Arnold was on tv today lying again. Straight out of Shrub's book, seems like. Blah blah I'm for the environment, blah blah I'm for education. He was actually talking about building a "hydrogen highway" for hydrogen-powered vehicles while letting the economy trickle down. I think that's what the Simpsons would call a "Crazy Promise."

Everyone in my family and half of my friends are teachers. Here's a report from the homefront: every child has been left behind. Here's another: since poor schools are now punished for being poor, and since immigrant children are punished for being immigrants, it is a given in many schools that teachers will nod their heads or do something to indicate a certain percentage of the right answers on standardized tests that are administered out loud, as is the case I think in 3rd grade and below. Otherwise their funding gets sucked away to districts whose property values are high and stable to begin with. Doesn't it. Yay for educational accountability. Don't give me any oh the morals! crap either. Tests are good. But Bush-mandated standardized tests have become an obstacle to teaching because they are punitive rather than evaluative. Everyone who has failed and then worked hard to pass knows the difference.

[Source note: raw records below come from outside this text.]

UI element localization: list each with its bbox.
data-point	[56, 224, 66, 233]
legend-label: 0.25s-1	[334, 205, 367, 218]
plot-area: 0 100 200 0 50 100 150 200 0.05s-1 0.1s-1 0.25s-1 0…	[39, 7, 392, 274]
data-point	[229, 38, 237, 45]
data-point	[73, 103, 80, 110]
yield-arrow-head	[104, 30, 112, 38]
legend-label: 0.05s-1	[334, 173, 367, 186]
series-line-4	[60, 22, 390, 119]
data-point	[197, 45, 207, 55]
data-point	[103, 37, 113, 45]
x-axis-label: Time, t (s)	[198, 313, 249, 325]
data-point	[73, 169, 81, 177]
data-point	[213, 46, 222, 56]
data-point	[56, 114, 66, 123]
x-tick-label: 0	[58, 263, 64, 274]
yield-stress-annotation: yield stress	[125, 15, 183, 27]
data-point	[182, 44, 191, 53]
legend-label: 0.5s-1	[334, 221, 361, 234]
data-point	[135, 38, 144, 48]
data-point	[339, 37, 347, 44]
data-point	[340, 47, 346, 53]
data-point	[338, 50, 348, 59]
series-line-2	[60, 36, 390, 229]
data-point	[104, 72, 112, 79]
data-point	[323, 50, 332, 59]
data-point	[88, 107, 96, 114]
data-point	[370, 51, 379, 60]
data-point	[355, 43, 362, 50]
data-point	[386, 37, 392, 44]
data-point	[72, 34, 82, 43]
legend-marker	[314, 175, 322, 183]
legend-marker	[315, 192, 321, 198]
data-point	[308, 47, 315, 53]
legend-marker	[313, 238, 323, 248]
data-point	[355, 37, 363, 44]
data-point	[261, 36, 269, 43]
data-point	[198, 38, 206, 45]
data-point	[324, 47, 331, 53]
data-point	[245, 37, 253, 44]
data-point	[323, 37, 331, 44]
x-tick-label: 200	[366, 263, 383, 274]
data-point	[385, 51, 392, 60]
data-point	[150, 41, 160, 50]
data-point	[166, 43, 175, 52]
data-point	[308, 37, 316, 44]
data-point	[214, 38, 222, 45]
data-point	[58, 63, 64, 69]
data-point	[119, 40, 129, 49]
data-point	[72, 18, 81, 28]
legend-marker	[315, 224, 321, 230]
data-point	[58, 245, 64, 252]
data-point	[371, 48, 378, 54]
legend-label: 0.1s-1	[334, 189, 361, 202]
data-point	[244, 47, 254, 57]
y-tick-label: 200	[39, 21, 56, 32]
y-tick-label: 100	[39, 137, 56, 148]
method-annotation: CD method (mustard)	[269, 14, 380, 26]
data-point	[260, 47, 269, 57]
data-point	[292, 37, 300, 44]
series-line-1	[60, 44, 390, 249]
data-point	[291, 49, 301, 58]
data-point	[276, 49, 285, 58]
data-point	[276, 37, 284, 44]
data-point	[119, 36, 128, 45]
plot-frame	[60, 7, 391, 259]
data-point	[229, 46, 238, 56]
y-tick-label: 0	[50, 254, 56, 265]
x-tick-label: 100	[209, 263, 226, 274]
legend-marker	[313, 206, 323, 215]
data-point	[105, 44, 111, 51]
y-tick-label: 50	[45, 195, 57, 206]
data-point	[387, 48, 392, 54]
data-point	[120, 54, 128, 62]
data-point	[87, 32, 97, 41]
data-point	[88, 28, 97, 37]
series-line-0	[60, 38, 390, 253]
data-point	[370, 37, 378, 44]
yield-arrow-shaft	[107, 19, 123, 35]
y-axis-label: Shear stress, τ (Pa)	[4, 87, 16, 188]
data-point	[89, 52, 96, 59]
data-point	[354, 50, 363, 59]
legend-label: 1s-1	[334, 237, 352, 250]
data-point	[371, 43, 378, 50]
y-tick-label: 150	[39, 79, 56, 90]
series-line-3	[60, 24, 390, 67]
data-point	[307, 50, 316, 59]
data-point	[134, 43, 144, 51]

Someone shoot Paul Wolfowitz in the face with a shotgun before he becomes secretary of state. Maybe he, Bush, Cheney, and Rice will fall down the stairs and end up in a circle with their heads up each others' asses and die. Elaine Chao too. Powell at least has the sense to get out before god strikes him down with lightning bolts like the rest of them. 60 minutes reported tonight that Haliburton got a still-classified, non-bid, purportedly 7 billion dollar contract to clean up Iraq. You don't fucking say. How's this for investigative reporting: water is wet. Fire is hot. Wind is windy.